As it sounds, however, it is certainly a fun and almost romantic place to work; the work-bench is a huge and ancient wooden slab, in the middle of which our tutor always lays out a selection of biscuits, boiled sweets and tea for us, and all the old equipment is subtly beautiful. The main clamp is nailed to a gigantic tree stump in the corner of the room and the soldering room (though it seems to be appropriate to call it a chamber) is a dark little place – you need darkness to see the heat of the metal properly – where the only light is the few work-lights and the flicker of the torches.

Yet as a seasoned veteran of silversmithing courses, having done it for two years already, this is all rather hard to reconcile with how difficult it is to work with a course that is not in any way based on teaching but rather on a person trying to make a bit of cash out of a skill they have. The skill levels of the class are wide-ranging and mixed but our woman treats us all with admirable equality in that she leaves us all the hell alone while she chats about reading glasses. The poor beginners are left to flounder and I end up constantly having to try to help them and give advice, which the tutor later announces is ‘Blödsinn’ because she does it differently, thus earning me many a bitter look from my classmates. She helps everyone exactly two-thirds as much as they actually need; she advised me to reuse all my old silver scrap and cast it as new sheet rather than buying sheet silver due to the vastly increased price. She then cast it for me as I had never done it before and told me to get to work rolling it to the right thinness on the roller. She then ignored me with vigorous determination as I spent the following two hours tearing my biceps to shreds gradually rolling a half-centimetre-thick chunk of metal down to a half-millimetre in increments as small as a hair’s breadth on a century-old roller which was not bolted to the floor but was wobbly like a schooldesk and pressed a charming but unwanted bananalike curve into the metal as I continued to work it. And if anyone does ask this woman a question she responds with her ubiquitous and enraging, “Ist egal…” (it doesn’t matter).
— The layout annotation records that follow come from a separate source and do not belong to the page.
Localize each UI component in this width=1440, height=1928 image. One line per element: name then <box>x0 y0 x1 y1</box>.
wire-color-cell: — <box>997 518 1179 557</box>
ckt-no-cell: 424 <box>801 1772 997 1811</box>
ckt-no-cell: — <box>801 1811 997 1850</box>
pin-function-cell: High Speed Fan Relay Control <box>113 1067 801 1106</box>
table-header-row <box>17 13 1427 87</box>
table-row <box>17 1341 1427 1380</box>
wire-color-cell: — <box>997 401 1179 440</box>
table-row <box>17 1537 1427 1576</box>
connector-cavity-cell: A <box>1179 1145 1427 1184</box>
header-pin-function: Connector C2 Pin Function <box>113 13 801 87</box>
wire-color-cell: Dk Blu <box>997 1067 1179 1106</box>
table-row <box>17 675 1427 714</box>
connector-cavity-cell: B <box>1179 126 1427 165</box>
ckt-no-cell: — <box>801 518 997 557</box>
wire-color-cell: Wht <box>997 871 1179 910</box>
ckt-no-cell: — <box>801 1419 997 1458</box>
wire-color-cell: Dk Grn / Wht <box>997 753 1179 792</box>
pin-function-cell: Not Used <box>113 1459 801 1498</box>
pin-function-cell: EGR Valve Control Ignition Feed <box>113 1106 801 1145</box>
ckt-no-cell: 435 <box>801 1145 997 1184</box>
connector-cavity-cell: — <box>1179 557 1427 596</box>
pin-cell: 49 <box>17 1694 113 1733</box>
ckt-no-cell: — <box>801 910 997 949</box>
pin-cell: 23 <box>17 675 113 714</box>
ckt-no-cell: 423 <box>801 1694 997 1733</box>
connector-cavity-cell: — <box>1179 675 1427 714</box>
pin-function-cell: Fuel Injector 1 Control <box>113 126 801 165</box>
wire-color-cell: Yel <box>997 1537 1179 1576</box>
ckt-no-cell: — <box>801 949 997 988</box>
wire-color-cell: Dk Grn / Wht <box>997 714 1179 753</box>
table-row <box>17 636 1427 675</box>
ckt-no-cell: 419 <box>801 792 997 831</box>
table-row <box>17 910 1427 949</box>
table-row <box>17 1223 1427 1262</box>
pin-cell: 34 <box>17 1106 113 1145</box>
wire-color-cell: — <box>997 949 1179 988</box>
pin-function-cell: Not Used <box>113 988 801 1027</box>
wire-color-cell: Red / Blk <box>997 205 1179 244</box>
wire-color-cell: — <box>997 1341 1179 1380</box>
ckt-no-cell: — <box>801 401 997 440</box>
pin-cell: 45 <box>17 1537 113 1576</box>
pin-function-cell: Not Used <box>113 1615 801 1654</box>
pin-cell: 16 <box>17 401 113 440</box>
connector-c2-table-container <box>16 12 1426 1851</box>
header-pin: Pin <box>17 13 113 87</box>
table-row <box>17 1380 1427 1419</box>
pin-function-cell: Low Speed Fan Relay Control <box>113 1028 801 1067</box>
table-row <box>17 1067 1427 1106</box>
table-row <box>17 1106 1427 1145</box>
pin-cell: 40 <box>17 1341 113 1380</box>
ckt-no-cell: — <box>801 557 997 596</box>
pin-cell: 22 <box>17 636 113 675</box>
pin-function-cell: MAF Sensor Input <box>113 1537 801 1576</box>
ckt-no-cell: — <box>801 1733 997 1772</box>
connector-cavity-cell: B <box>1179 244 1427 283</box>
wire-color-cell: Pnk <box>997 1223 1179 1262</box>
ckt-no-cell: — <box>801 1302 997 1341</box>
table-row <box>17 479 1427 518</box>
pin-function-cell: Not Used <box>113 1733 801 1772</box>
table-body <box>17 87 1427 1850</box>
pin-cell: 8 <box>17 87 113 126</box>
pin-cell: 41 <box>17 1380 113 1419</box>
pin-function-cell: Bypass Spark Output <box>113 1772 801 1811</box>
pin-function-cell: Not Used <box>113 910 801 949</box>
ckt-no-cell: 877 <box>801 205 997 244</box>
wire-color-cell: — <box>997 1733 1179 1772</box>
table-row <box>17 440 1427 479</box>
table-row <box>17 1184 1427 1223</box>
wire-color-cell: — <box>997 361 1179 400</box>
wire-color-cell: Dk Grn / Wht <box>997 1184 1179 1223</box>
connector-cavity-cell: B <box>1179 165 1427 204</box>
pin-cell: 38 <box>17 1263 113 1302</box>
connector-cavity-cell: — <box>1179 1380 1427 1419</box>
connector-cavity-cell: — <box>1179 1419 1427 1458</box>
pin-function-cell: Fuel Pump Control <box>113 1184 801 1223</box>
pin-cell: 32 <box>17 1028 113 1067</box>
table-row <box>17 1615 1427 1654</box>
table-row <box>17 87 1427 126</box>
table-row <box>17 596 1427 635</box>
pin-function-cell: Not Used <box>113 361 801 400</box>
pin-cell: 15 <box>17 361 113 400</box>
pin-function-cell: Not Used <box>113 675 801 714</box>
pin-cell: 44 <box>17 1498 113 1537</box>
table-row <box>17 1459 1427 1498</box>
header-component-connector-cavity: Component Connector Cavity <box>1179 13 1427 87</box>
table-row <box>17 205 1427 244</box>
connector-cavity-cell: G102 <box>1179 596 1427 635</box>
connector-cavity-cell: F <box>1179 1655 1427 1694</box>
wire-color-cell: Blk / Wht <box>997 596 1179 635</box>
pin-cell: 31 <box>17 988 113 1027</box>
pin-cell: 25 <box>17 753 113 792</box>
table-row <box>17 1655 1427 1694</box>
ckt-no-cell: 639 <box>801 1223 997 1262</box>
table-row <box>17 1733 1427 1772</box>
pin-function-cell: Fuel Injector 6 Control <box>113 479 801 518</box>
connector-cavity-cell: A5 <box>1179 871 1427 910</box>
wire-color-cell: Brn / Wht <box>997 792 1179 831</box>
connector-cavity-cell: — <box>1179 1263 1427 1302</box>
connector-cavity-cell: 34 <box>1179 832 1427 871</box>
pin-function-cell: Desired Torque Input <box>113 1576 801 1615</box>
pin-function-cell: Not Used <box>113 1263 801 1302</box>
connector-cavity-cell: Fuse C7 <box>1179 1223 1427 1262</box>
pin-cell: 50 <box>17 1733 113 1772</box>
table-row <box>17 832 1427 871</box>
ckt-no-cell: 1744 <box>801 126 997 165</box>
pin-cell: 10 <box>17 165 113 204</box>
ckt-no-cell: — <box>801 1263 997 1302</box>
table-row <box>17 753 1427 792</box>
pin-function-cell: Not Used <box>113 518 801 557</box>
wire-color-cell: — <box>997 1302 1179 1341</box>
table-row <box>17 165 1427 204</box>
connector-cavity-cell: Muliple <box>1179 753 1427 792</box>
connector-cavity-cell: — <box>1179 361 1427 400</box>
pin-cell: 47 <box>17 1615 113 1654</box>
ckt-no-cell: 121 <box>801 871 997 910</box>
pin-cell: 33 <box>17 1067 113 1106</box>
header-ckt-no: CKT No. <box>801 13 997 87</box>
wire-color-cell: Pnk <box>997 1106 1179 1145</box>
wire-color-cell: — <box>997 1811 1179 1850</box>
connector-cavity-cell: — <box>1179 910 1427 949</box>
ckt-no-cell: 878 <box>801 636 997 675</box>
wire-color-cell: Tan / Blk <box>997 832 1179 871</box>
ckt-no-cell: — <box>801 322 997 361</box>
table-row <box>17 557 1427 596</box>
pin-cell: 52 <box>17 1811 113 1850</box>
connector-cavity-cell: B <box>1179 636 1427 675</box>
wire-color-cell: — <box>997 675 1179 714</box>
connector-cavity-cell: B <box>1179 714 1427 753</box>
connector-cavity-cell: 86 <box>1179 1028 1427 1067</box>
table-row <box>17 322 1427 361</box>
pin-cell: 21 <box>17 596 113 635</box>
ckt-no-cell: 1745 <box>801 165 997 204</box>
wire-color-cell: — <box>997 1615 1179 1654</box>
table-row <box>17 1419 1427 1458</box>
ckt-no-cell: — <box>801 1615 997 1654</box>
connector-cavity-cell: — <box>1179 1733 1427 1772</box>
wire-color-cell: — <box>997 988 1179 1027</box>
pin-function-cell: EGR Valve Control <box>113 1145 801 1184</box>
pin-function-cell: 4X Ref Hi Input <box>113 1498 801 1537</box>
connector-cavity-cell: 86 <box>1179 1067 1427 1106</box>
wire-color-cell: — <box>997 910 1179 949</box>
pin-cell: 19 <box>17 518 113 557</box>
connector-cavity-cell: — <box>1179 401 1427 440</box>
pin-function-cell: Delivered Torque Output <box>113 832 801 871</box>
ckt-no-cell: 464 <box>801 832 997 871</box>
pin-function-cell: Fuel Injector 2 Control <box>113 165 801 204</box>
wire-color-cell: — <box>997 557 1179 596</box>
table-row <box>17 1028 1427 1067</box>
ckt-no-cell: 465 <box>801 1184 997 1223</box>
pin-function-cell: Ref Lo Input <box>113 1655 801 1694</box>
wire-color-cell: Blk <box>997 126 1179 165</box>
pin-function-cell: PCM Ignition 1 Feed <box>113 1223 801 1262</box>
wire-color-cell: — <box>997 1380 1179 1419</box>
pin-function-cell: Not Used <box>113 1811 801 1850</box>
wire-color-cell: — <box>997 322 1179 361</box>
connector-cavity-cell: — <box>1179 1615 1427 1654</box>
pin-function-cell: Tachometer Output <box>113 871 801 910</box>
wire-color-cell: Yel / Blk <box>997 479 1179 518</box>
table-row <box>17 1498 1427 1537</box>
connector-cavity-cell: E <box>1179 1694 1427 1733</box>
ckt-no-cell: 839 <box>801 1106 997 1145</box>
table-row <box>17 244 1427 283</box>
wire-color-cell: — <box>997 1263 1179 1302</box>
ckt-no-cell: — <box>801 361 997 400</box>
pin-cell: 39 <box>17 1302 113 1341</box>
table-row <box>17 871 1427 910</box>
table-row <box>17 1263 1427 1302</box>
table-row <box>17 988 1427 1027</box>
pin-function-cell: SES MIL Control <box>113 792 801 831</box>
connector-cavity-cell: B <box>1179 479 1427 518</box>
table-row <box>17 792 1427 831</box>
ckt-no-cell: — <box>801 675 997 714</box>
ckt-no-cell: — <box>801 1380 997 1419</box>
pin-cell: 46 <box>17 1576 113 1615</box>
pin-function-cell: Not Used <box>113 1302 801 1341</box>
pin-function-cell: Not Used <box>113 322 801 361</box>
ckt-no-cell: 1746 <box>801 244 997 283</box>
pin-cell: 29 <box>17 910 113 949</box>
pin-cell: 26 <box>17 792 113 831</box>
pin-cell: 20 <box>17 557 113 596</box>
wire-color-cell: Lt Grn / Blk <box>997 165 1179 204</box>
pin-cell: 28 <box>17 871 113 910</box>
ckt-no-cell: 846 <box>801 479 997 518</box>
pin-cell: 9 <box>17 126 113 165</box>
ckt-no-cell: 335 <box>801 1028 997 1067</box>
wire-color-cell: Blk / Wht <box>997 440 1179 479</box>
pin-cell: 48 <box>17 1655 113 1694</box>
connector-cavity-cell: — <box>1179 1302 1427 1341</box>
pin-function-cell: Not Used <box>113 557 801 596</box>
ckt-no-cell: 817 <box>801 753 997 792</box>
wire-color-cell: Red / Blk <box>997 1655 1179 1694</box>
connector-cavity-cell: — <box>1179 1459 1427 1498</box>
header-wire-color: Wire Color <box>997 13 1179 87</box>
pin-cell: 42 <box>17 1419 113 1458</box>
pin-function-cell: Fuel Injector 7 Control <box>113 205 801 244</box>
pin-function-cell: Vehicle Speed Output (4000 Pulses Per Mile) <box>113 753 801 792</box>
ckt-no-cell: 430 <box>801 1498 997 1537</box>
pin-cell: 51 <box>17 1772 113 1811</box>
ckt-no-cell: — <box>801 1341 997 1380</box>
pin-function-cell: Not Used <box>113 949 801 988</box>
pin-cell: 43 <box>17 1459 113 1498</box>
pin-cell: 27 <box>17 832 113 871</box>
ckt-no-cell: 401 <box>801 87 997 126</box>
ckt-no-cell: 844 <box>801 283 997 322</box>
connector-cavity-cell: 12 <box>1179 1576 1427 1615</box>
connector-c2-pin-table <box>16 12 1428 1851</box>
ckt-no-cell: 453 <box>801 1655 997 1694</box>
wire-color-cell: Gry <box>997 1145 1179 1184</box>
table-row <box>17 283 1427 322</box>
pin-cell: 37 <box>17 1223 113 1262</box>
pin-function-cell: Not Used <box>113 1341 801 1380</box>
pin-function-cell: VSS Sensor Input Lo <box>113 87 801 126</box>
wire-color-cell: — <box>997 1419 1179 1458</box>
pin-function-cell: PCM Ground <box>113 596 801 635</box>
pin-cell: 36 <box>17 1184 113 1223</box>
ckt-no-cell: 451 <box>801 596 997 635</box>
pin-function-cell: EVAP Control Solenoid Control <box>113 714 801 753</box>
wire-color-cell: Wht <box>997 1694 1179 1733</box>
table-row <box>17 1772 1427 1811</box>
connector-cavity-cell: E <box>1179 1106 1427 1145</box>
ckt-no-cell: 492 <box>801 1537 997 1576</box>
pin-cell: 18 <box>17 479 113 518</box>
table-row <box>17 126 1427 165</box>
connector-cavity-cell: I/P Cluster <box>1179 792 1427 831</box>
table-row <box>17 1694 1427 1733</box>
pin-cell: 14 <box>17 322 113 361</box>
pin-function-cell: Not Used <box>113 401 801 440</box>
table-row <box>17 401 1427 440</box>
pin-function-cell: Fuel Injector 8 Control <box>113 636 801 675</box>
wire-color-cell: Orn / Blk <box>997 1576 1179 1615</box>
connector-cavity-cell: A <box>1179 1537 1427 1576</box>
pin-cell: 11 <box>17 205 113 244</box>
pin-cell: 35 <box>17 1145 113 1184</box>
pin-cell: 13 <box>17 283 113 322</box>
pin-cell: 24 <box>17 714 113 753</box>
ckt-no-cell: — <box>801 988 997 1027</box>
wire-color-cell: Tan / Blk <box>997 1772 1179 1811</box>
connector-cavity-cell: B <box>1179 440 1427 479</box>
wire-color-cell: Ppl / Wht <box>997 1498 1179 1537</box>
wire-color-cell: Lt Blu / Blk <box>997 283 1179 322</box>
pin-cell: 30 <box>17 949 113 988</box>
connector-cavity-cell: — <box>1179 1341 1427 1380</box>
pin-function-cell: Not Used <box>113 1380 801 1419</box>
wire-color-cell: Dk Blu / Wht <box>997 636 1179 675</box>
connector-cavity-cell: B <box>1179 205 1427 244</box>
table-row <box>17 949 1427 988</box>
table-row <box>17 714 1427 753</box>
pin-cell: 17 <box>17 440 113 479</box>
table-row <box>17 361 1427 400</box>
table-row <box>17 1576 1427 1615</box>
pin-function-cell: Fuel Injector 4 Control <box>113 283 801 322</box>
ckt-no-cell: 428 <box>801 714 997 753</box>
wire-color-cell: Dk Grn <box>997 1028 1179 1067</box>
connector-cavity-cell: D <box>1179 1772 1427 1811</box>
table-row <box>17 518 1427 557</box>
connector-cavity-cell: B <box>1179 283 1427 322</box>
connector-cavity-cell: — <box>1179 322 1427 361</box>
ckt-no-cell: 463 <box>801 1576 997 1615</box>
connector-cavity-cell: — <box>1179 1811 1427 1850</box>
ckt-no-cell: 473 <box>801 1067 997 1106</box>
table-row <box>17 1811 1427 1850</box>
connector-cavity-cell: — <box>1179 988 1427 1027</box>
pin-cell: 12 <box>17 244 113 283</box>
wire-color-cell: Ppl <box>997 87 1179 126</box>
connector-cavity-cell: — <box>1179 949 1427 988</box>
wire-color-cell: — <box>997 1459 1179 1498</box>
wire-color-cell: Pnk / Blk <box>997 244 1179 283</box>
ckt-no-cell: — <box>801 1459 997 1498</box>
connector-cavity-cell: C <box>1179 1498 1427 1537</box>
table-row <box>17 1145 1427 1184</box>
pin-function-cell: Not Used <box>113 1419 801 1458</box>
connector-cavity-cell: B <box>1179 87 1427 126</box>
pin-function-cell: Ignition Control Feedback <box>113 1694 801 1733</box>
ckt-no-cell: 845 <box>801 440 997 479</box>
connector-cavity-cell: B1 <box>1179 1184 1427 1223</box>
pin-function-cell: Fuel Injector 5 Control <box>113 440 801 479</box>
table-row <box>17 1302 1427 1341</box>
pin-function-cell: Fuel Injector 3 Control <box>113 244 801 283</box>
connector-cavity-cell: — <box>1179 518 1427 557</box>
It is a ridiculous course and I love it. I love that it is so flexible that in the past two lessons people have melted old gold teeth into jewellery-gold just like in The Hand of Fate. Our tutor is incredible because she is seventy-two and has long, grey hair that she plaits into two Viking braids and wears great rings of shadowy black kohl around her (short-sighted) eyes. We are allowed to drink tea while we work and there are funny grey sculptures on all of the walls. My classmates include a woman with a wonderfully obvious and shiny wig, a Russian lady who only ever complains that she cannot be bothered to make or do anything and a woman who has a constant conversation with the earrings she is making. Although when I watch her melt them into a shapeless amoeba for the fourth time I thank the heavens that I am not an Anfänger.